Выбрать главу

Но продолжаю, выбора у меня нет. И может быть (я покурил, после курения дела обычно выглядят не так уж мрачно), я преувеличиваю свои трудности. В конце концов, у меня еще с мальчишеского возраста есть какие-то стратегии, способы находить выход. Например, уже знакомое вам удаление в недоступную другим часть сознания: Паучок не только в детстве, после смерти матери, скрывался туда, предоставляя Деннису сталкиваться лицом к лицу с миром. Нет, за многие годы он понял, что зачастую необходимо возлагать это на Денниса, или «мистера Клега», раз уж на то пошло; мало того, потребовались промежуточные ячейки — к примеру, с доктором Макнотеном, знавшим мою историю. Открытая часть сознания не удовлетворяет его, поэтому я позволяю ему контактировать с бывшей закрытой частью, ставшей теперь своего рода помещением, где обитает Деннис Клег с «моей историей» — но Паучок никогда там не появляется! Он прячется, и доктор ничего не подозревает. То же самое с мертвыми душами: все хорошо, пока Паучок прячется — но стоит ему только показаться на внешнем круге паутины, в которой живет мое хрупкое осажденное существо — и мне конец. Вот такие дела.

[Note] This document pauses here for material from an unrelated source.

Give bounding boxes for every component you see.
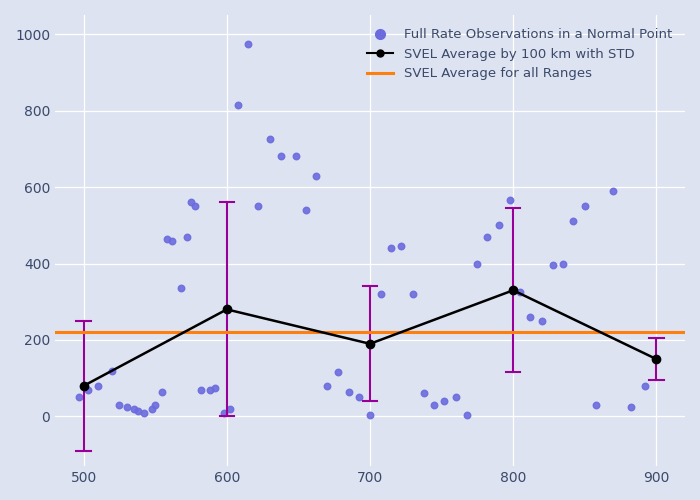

Скверно то, что ради сохранения жизни я вынужден прятаться в центре этих кругов с радиальными нитями, образующими отсеки — участки! — где нет ничего живого, только плавают тени, перья, угольная пыль и дохлые мухи, всюду чувствуется запах газа, и больше там ничего — только эти вонючие норки, которые я создал для спасения Паучка от штормов и бурь мира. Что это за жизнь, способная существовать только в центре этой неровной, напоминающей колесо структуры пустых ячеек?

Когда меня увезли с Китченер-стрит, то не сразу решили, как со мной быть. О том времени я помню очень мало: нечеткие очертания людей и комнат, эфир, до отказа заполненный мысленными речами, постоянное ощущение жуткого напряжения, такого, как отец создавал за едой на кухне. Потом я понял, что катастрофа неизбежна, и очень остро ощутил свою неладность. Свет постоянно был тусклым, казалось, я все время находился в тени, другие, кто ходил со мной из комнаты в комнату, тоже, словно в тех комнатах стояли постоянные сумерки, придававшие всем фигурам и лицам нечеткость, голоса звучали гулко, низко, гудели и отзывались эхом из теней, окружавших людей и комнаты, сумерки, в которых я пребывал, были заполнены чужими мысленными речами. Тогда я жил в ужасе, непреходящем ужасе, упорно тянувшемся в закрытые части сознания, покуда, изнеможенный, не забился в ту норку, где хотя бы на недолгое время мог быть в безопасности.

Потом мир вновь обрел четкость. Тени отступили, и я больше не слышал гулкого эха голосов, стал отличать людей друг от друга, и хотя знал, что они намерены причинить мне зло, у меня все-таки была мысль, что это случится не скоро, а когда случится, то так внезапно, что нет смысла быть особенно настороже, пока живу по режиму. Режим! То были режимные дни с утра до ночи, каждый из них походил на предыдущий и последующий, это приносило мне какой-то покой, по крайней мере в те тихие периоды, когда я чувствовал, что могу совладать с мысленными речами, когда они не сплачивались против меня, заполняя эфир гулом и жужжанием, щелканьем и треском, словно вьюга бактерий, постоянно кружившая вокруг моих ушей и затылка, в конце концов от нее становилось негде укрыться, даже в тех тайниках, куда мог заползти только Паучок — в таких случаях никакой на свете режим не мог бы приглушить ужас перед бедой, которая должна была неминуемо выпасть на мою долю. Потом, видимо, там всякий раз стали понимать, когда это должно произойти, уводили меня в надзорную палату и держали там от греха подальше, пока я не успокаивался. Но особенно неприятными делает эти воспоминания то — я не упоминал об этом раньше, так как только что вспомнил, — что в те времена всегда, всегда, всегда повсюду ощущался ошеломляющий и отвратительный запах газа.